Marco Lillo, capo redattore de Il Fatto Quotidiano, ha ricordato come “gli avvocati avrebbero a disposizione gli atti per esigenza di difesa e questo in altre situazioni, per esempio Calciopoli, ha permesso, mediante la pubblicazione di atti non contenuti nell’ordinanza di custodia cautelare, ai cittadini, all’opinione pubblica e alla giustizia sportiva di farsi un’idea più completa del caso”.
Invece, per quanto riguarda i casi di lesa privacy “bisogna ricordar che sono una trentina in più di venti anni e quindi la verità è che non si interviene per tutelare la privacy dei cittadini ma quella dei potenti”.
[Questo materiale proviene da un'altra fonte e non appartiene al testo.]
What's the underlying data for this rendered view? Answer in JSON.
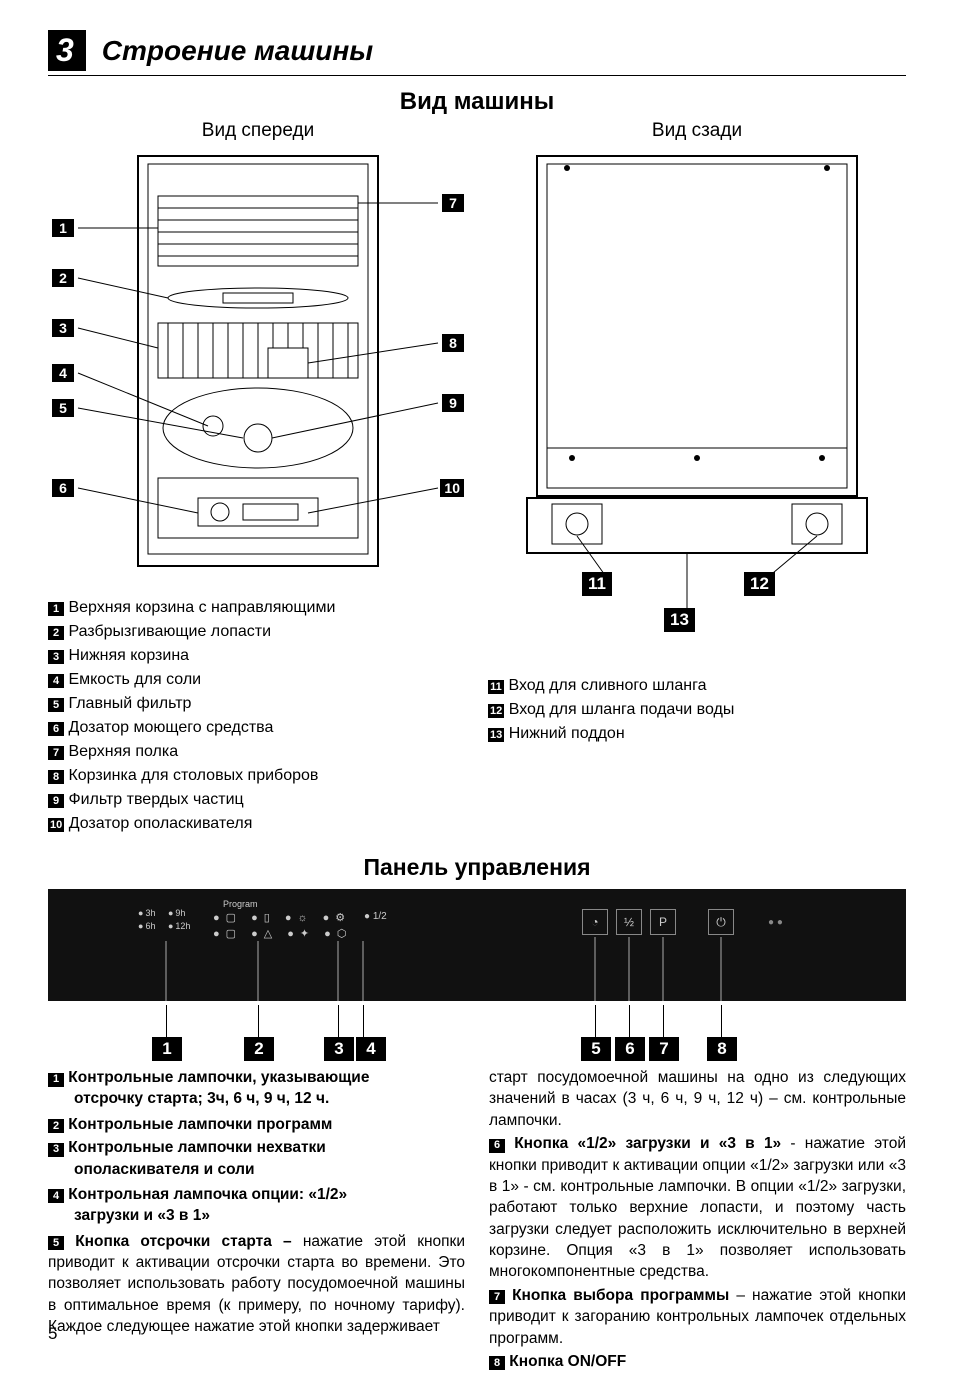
{
  "section": {
    "number": "3",
    "title": "Строение машины"
  },
  "views": {
    "title": "Вид машины",
    "front": "Вид спереди",
    "rear": "Вид сзади"
  },
  "front_labels": {
    "l1": "1",
    "l2": "2",
    "l3": "3",
    "l4": "4",
    "l5": "5",
    "l6": "6",
    "l7": "7",
    "l8": "8",
    "l9": "9",
    "l10": "10"
  },
  "rear_labels": {
    "l11": "11",
    "l12": "12",
    "l13": "13"
  },
  "parts_left": [
    {
      "n": "1",
      "t": "Верхняя корзина с направляющими"
    },
    {
      "n": "2",
      "t": "Разбрызгивающие лопасти"
    },
    {
      "n": "3",
      "t": "Нижняя корзина"
    },
    {
      "n": "4",
      "t": "Емкость для соли"
    },
    {
      "n": "5",
      "t": "Главный фильтр"
    },
    {
      "n": "6",
      "t": "Дозатор моющего средства"
    },
    {
      "n": "7",
      "t": "Верхняя полка"
    },
    {
      "n": "8",
      "t": "Корзинка для столовых приборов"
    },
    {
      "n": "9",
      "t": "Фильтр твердых частиц"
    },
    {
      "n": "10",
      "t": "Дозатор ополаскивателя"
    }
  ],
  "parts_right": [
    {
      "n": "11",
      "t": "Вход для сливного шланга"
    },
    {
      "n": "12",
      "t": "Вход для шланга подачи воды"
    },
    {
      "n": "13",
      "t": "Нижний поддон"
    }
  ],
  "panel": {
    "title": "Панель управления",
    "delay_labels": [
      "3h",
      "9h",
      "6h",
      "12h"
    ],
    "program_word": "Program",
    "half": "1/2",
    "callouts": {
      "c1": "1",
      "c2": "2",
      "c3": "3",
      "c4": "4",
      "c5": "5",
      "c6": "6",
      "c7": "7",
      "c8": "8"
    }
  },
  "body_left": [
    {
      "n": "1",
      "head": "Контрольные лампочки, указывающие",
      "cont": "отсрочку старта; 3ч, 6 ч, 9 ч, 12 ч."
    },
    {
      "n": "2",
      "head": "Контрольные лампочки программ"
    },
    {
      "n": "3",
      "head": "Контрольные лампочки нехватки",
      "cont": "ополаскивателя и соли"
    },
    {
      "n": "4",
      "head": "Контрольная лампочка опции: «1/2»",
      "cont": "загрузки и «3 в 1»"
    },
    {
      "n": "5",
      "head": "Кнопка отсрочки старта –",
      "text": " нажатие этой кнопки приводит к активации отсрочки старта во времени. Это позволяет использовать работу посудомоечной машины в оптимальное время (к примеру, по ночному тарифу). Каждое следующее нажатие этой кнопки задерживает"
    }
  ],
  "body_right_intro": "старт посудомоечной машины на одно из следующих значений  в часах (3 ч, 6 ч, 9 ч, 12 ч) – см. контрольные лампочки.",
  "body_right": [
    {
      "n": "6",
      "head": "Кнопка «1/2» загрузки и «3 в 1»",
      "text": " - нажатие этой кнопки приводит к активации опции «1/2» загрузки или «3 в 1» - см. контрольные лампочки. В опции «1/2» загрузки, работают только верхние лопасти, и поэтому часть загрузки следует расположить исключительно в верхней корзине. Опция «3 в 1» позволяет использовать многокомпонентные средства."
    },
    {
      "n": "7",
      "head": "Кнопка выбора программы",
      "text": " – нажатие этой кнопки приводит к загоранию контрольных лампочек отдельных программ."
    },
    {
      "n": "8",
      "head": "Кнопка  ON/OFF"
    }
  ],
  "page_number": "5",
  "colors": {
    "badge_bg": "#000000",
    "badge_fg": "#ffffff",
    "panel_bg": "#111111"
  }
}
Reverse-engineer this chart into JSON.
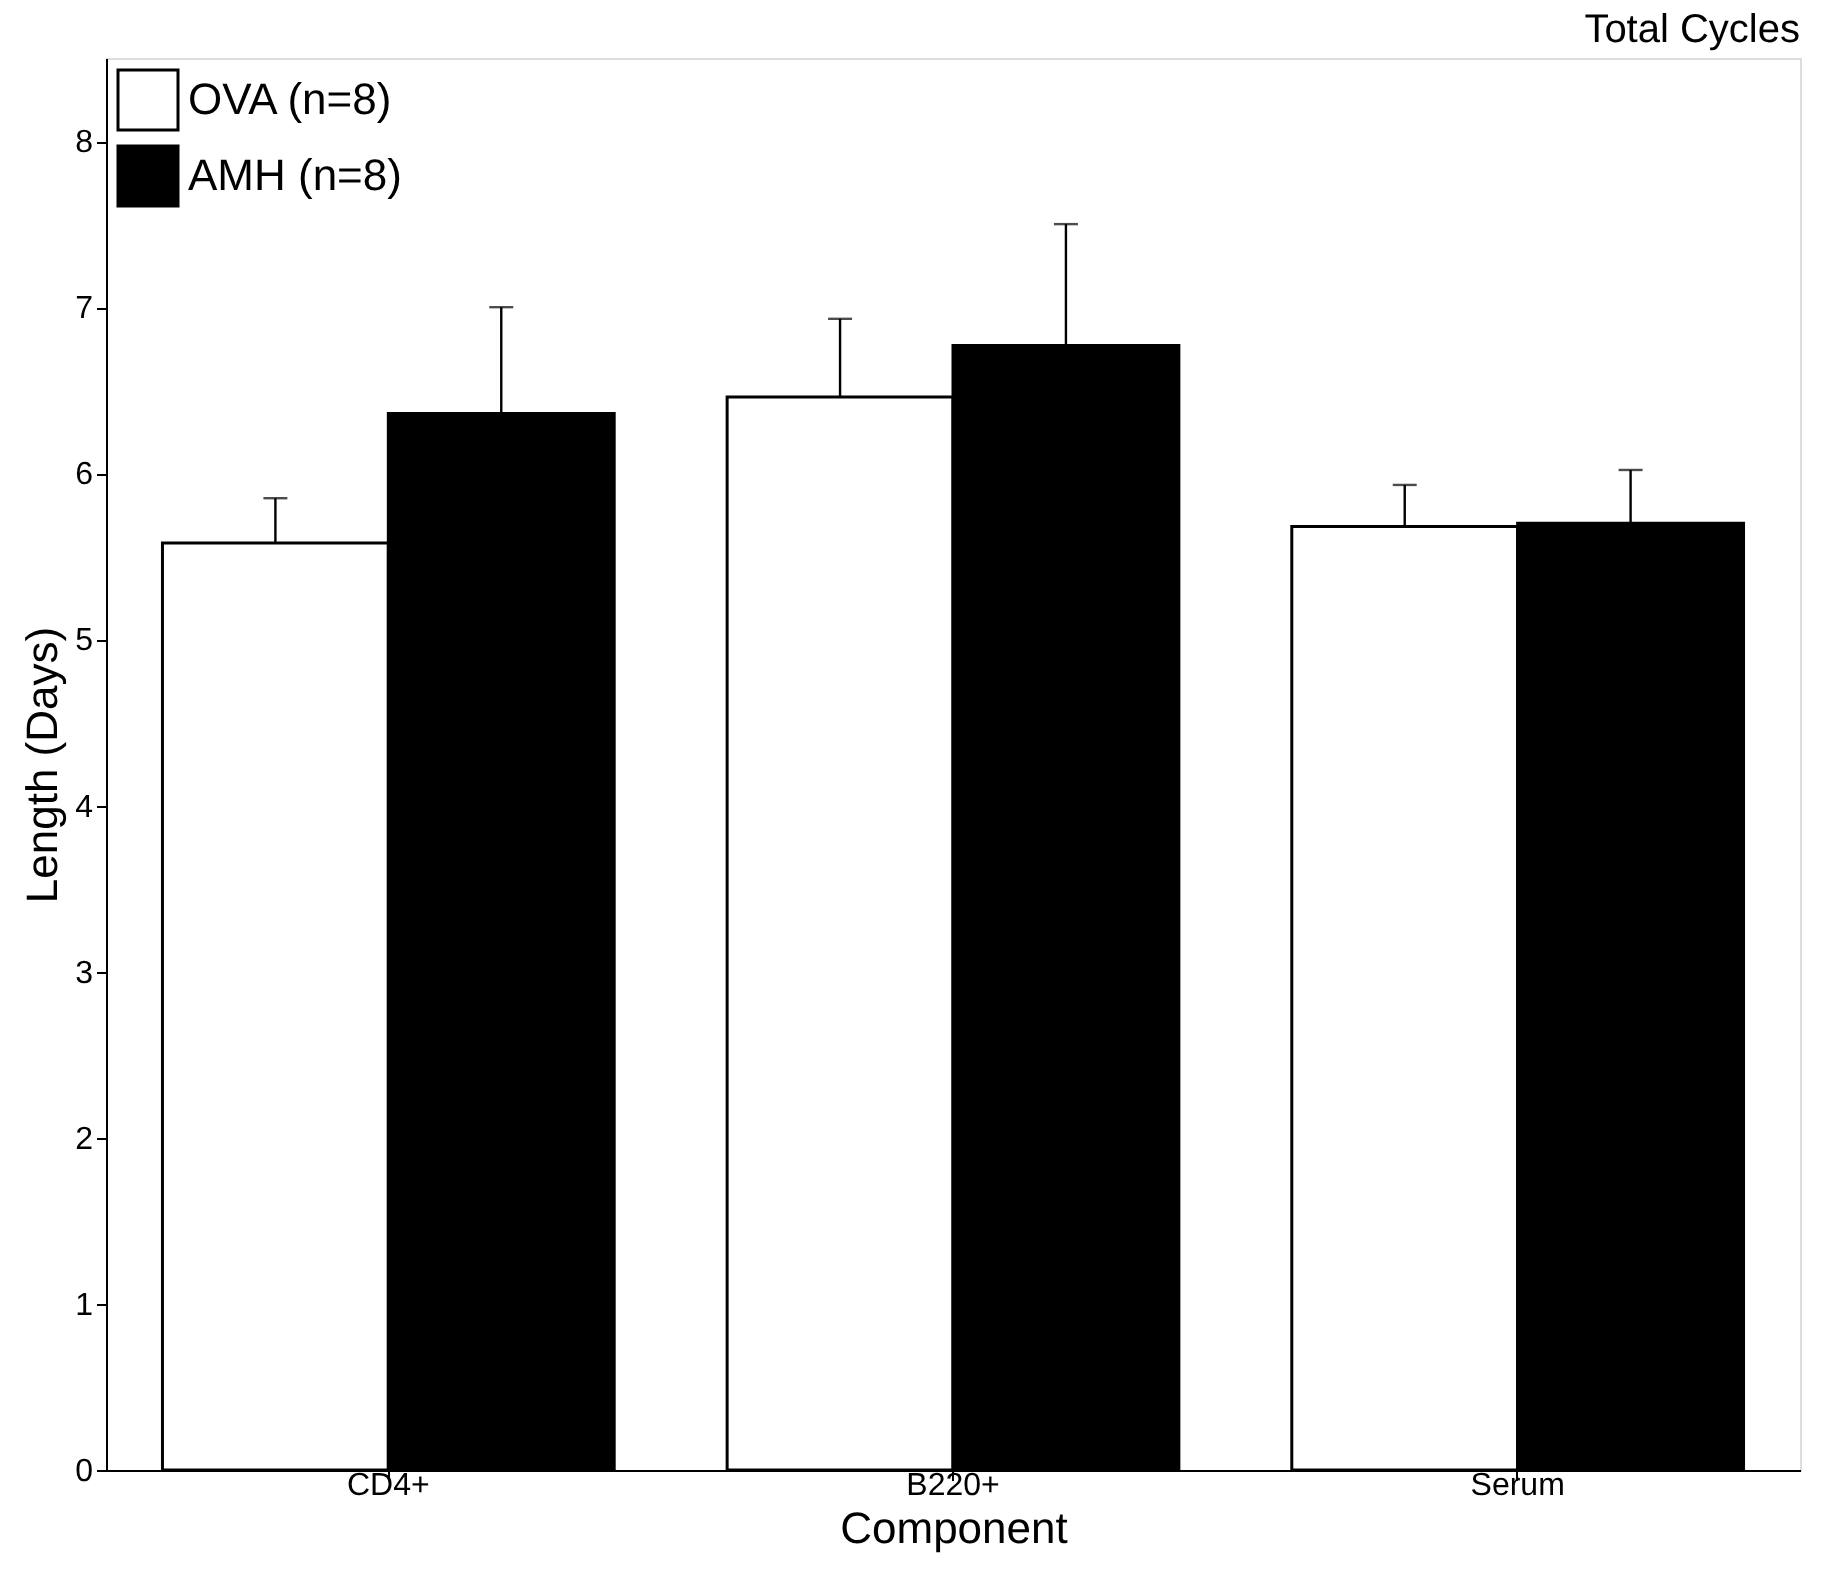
{
  "chart_data": {
    "type": "bar",
    "title": "Total Cycles",
    "xlabel": "Component",
    "ylabel": "Length (Days)",
    "categories": [
      "CD4+",
      "B220+",
      "Serum"
    ],
    "series": [
      {
        "name": "OVA (n=8)",
        "color": "#ffffff",
        "values": [
          5.58,
          6.46,
          5.68
        ],
        "errors": [
          [
            5.58,
            5.85
          ],
          [
            6.46,
            6.93
          ],
          [
            5.68,
            5.93
          ]
        ]
      },
      {
        "name": "AMH (n=8)",
        "color": "#000000",
        "values": [
          6.36,
          6.77,
          5.7
        ],
        "errors": [
          [
            6.36,
            7.0
          ],
          [
            6.77,
            7.5
          ],
          [
            5.7,
            6.02
          ]
        ]
      }
    ],
    "ylim": [
      0,
      8.5
    ],
    "yticks": [
      0,
      1,
      2,
      3,
      4,
      5,
      6,
      7,
      8
    ],
    "grid": false,
    "legend": "top left"
  }
}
Su questa linea, introdurre sanzioni pecuniarie importanti, permetterebbe solo a pochissimi editori di rischiare la pubblicazione di intercettazioni; come ha detto Anna Del Freo, vice-presidente della FNSI: “in un contesto economico come quello di adesso, le sanzioni pecuniarie ci metterebbero nelle mani di editori, che non hanno più neanche liquidità per farvi fronte, quindi l’input sarebbe di andare “piatti” nel trattare certi temi”.